Devlet, burada Kemâlist Devrim'in devletidir; milli hakimiyet esasını getirmiştir. Din ise, Osmanlı hâkim sınıfının çıkarlarına hizmet eden ideolojidir. Onlar Atatürk'ün deyişiyle "kendilerini Allah'ın gölgesi olduğunu iddia gafletinde, cüretinde, sahtekarlığında" bulunanlardı
Atatürk kararlı iradesini hayatını ortaya katarak bu idolojiyi değiştireceğini söylemşti; "Bizi öldürmedikçe, bizim kafamızdaki ceryanı boğmadıkça, başladığımız yenilikçi inkılap bir an bile durmayacaktır.

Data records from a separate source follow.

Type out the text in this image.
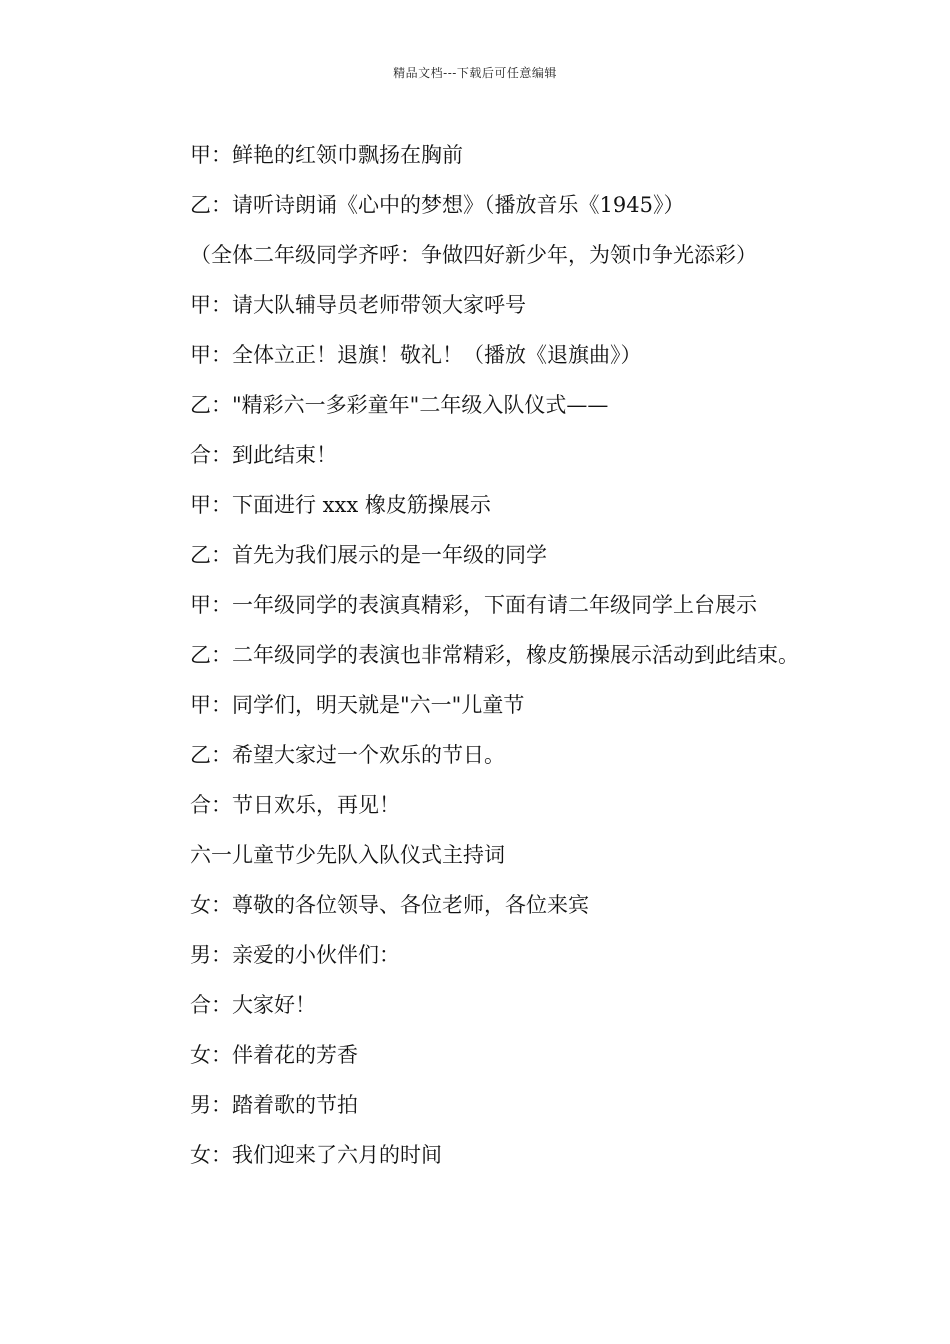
精品文档---下载后可任意编辑

甲：鲜艳的红领巾飘扬在胸前

乙：请听诗朗诵《心中的梦想》（播放音乐《1945》）

（全体二年级同学齐呼：争做四好新少年，为领巾争光添彩）

甲：请大队辅导员老师带领大家呼号

甲：全体立正！退旗！敬礼！（播放《退旗曲》）

乙："精彩六一多彩童年"二年级入队仪式——

合：到此结束！

甲：下面进行 xxx 橡皮筋操展示

乙：首先为我们展示的是一年级的同学

甲：一年级同学的表演真精彩，下面有请二年级同学上台展示

乙：二年级同学的表演也非常精彩，橡皮筋操展示活动到此结束。

甲：同学们，明天就是"六一"儿童节

乙：希望大家过一个欢乐的节日。

合：节日欢乐，再见！

六一儿童节少先队入队仪式主持词

女：尊敬的各位领导、各位老师，各位来宾

男：亲爱的小伙伴们：

合：大家好！

女：伴着花的芳香

男：踏着歌的节拍

女：我们迎来了六月的时间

Bizden sornaki şehirlerde de hep böyle olacaktır."
Atatürk "milletin beynini paslandıran ve uyuşturan" ortaçağ kültürüne karşı savaş açmıştır. "Her durumda, zihindeki boş inançlar bütünüyle atılacaktır. Onlar çıkarılmadıkça gerçeğin ışıklarını aşma olanağı yoktur." Bu bir "imha savaşı"dır. Ancak savaş, "fikre karşı fikirle" yürütülecektir. Fikir ceryanları cebir, şiddet ve kuvvetle rededilemez der Ulu Önder.